The collection begins by ruminating on the running predictions of earthquakes. But the tremors underfoot are those of another future. The world has been shaken, and is being shaken. That Glissant can see utopia too as a tremblement, a tremor, is tremendous.

Molly Nesbit is professor of art history at Vassar College.

TRISHA DONNELLY

This book is a false journal. Speaking to the Rose (University of Nebraska Press; translated by Christopher Middleton): A collection of the texts Robert Walser wrote in microscript, is, like a character he describes in one text, “half shut, half open.”

Walser’s microscript writings were done in “pencil area,” an interior location, expressed through the writer’s penciled detritus. Originally believed to be a code, it turned out just to be very, very, very small, hatefully small, hysterically small prose, hidden on paper slips, book jackets, and the backs of rejection letters. On translation, the found five hundred original sheets grew to an engorged two thousand pages.

I have no distance from these texts. Their economy of thought is a confusion. Walser folds up Goethe like a newspaper and places him under his arm: “He’d have liked to have a kitten to stroke along with him, or a puppy, or better still, a girl.” His Goethe rows on lakes, sightseeing dumbly, looking at the sky thinking of those good people who may be thinking that very moment of Goethe.

Walser writes air free.

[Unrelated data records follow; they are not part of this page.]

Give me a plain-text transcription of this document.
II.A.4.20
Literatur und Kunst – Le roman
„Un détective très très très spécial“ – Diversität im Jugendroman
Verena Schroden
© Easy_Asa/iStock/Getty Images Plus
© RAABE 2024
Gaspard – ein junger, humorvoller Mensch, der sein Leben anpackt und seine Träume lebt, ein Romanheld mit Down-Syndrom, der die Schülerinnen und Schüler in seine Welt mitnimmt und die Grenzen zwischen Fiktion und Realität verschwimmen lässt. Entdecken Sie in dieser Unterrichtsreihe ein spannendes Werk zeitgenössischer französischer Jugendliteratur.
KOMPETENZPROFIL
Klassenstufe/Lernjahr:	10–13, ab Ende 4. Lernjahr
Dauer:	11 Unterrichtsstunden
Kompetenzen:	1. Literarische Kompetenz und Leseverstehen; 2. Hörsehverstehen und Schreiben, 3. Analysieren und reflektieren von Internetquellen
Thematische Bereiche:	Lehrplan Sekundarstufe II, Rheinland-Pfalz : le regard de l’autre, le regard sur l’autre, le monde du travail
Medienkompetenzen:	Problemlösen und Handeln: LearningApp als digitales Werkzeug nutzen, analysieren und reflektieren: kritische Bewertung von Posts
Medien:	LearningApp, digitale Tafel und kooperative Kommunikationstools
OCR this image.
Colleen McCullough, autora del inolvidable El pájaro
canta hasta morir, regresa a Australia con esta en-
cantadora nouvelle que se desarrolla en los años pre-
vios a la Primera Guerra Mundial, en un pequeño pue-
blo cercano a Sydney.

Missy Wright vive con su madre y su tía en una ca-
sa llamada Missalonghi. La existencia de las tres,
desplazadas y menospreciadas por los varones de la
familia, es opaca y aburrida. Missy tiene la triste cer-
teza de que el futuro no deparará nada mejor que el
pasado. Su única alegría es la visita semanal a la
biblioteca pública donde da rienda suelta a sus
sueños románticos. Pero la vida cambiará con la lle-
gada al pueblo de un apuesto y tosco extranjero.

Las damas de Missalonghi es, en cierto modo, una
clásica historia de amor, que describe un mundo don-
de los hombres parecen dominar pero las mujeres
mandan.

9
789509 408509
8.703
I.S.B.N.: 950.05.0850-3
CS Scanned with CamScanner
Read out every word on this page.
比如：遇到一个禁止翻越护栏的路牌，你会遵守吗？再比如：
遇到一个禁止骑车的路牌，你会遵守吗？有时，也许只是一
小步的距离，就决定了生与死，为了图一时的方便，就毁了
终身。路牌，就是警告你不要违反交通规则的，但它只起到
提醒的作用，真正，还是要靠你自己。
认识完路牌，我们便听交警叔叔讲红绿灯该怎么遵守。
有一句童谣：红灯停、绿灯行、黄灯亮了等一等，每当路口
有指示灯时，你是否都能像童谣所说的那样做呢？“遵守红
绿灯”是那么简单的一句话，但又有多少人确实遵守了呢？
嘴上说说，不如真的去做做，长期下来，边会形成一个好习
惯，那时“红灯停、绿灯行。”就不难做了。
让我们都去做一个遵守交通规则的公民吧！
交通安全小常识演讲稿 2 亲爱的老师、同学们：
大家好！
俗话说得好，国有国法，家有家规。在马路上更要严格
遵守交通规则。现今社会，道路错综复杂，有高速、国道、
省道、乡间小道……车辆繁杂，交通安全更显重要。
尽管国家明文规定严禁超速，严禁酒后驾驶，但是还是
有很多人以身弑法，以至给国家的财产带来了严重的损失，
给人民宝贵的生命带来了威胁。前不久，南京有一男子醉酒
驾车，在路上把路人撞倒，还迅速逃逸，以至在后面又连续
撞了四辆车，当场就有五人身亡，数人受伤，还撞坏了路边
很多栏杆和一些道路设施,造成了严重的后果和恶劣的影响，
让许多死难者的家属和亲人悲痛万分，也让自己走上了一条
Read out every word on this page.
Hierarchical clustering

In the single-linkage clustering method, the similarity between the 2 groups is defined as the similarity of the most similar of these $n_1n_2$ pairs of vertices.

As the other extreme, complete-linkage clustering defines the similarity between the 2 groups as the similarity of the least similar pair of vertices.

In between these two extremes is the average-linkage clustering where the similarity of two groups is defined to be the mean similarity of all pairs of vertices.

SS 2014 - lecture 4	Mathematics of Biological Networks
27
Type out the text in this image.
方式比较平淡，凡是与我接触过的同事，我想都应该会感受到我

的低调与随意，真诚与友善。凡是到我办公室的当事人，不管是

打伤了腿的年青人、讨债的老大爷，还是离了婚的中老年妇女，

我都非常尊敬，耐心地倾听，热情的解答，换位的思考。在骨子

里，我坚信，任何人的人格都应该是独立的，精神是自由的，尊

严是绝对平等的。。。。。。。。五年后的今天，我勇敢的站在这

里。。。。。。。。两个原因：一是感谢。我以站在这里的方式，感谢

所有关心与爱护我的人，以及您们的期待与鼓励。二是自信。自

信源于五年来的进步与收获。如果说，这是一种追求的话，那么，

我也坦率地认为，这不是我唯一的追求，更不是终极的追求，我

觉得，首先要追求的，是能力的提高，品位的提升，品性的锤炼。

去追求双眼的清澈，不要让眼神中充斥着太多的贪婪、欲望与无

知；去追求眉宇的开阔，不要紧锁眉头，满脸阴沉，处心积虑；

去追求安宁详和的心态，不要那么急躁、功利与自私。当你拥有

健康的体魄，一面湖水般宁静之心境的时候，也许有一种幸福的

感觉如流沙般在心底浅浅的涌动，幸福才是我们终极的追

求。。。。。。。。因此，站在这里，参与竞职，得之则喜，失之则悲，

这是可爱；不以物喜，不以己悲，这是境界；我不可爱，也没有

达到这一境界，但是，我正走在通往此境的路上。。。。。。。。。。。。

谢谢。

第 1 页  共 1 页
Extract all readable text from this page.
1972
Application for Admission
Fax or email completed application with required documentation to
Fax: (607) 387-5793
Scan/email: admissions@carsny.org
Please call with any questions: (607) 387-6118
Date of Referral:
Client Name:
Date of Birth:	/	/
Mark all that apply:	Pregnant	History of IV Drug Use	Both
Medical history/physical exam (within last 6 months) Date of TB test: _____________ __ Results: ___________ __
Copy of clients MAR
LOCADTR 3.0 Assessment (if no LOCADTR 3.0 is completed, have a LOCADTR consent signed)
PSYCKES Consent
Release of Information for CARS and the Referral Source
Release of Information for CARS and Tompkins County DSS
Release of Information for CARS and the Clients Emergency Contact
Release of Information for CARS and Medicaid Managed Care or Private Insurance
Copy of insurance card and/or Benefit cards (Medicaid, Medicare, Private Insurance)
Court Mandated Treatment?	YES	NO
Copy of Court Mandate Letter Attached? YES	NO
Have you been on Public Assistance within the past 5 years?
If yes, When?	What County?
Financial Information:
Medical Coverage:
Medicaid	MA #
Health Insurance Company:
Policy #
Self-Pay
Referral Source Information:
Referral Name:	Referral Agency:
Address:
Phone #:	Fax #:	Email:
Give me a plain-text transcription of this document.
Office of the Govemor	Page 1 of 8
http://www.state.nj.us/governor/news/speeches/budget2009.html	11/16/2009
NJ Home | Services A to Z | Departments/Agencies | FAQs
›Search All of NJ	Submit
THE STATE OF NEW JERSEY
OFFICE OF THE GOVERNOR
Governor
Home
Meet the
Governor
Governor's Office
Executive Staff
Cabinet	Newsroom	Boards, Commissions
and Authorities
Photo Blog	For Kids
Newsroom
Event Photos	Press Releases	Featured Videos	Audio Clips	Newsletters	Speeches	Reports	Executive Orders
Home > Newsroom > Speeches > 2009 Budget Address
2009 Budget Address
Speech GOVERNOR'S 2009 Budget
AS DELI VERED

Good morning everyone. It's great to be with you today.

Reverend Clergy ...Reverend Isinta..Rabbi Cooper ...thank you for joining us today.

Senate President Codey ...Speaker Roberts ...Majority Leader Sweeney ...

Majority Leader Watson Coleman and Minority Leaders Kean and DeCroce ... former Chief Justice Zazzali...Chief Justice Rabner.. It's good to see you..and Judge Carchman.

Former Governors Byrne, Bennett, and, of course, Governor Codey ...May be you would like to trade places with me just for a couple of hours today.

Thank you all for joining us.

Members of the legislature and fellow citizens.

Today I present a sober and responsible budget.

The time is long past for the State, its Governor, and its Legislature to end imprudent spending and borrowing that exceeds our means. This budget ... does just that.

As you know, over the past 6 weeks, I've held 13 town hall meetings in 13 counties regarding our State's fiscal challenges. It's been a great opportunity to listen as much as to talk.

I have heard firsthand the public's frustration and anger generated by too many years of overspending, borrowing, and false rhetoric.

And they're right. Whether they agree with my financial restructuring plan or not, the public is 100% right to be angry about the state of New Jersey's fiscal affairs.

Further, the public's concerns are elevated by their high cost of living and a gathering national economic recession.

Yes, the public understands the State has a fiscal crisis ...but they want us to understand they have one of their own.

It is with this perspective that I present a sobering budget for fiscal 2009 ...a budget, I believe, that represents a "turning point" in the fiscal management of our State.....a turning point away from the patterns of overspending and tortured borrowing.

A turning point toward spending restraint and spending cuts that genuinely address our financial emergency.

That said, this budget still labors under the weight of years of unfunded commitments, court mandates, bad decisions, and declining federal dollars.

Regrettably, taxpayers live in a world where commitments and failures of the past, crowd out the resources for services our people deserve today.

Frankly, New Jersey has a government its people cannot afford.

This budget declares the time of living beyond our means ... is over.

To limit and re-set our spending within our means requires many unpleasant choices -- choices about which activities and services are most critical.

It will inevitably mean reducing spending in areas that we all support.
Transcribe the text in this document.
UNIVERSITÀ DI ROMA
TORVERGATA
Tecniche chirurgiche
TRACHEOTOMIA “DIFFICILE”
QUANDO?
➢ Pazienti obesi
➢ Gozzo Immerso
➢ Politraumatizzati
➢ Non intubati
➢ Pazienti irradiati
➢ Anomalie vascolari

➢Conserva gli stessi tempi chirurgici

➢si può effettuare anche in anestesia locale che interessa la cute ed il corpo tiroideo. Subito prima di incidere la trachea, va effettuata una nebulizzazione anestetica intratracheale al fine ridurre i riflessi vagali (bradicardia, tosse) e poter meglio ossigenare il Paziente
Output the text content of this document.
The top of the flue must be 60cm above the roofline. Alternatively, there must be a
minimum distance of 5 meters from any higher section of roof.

Talking to himself. Suspicious is what he can make a certain kind of reader. Consider his endlessly agitated aesthetic stated acutely in “She addressed me in the formal style”: “Doing something presupposes desisting from something else you’ve completed or begun to do, and at root her abuse was something like a proof of her satisfaction with me, yet satisfaction with someone brings no satiety to the soul and mind, and repose is glad to renew itself in restlessness.” And these were notes—unedited. Blatant! Perhaps private, perhaps not, they are utterly aware—the way a single letter is aware of its surrounding word.

Journals (and the contemporary malady of journalishness) are full of solitude and feigned humility, as small as personal; Walser’s microtexts are the opposite. Or, small script = large human. Smallness makes text liquid, lose-able, ubiquitous. Walser is a scale explosion.

Trisha Donnelly is an artist based in San Francisco.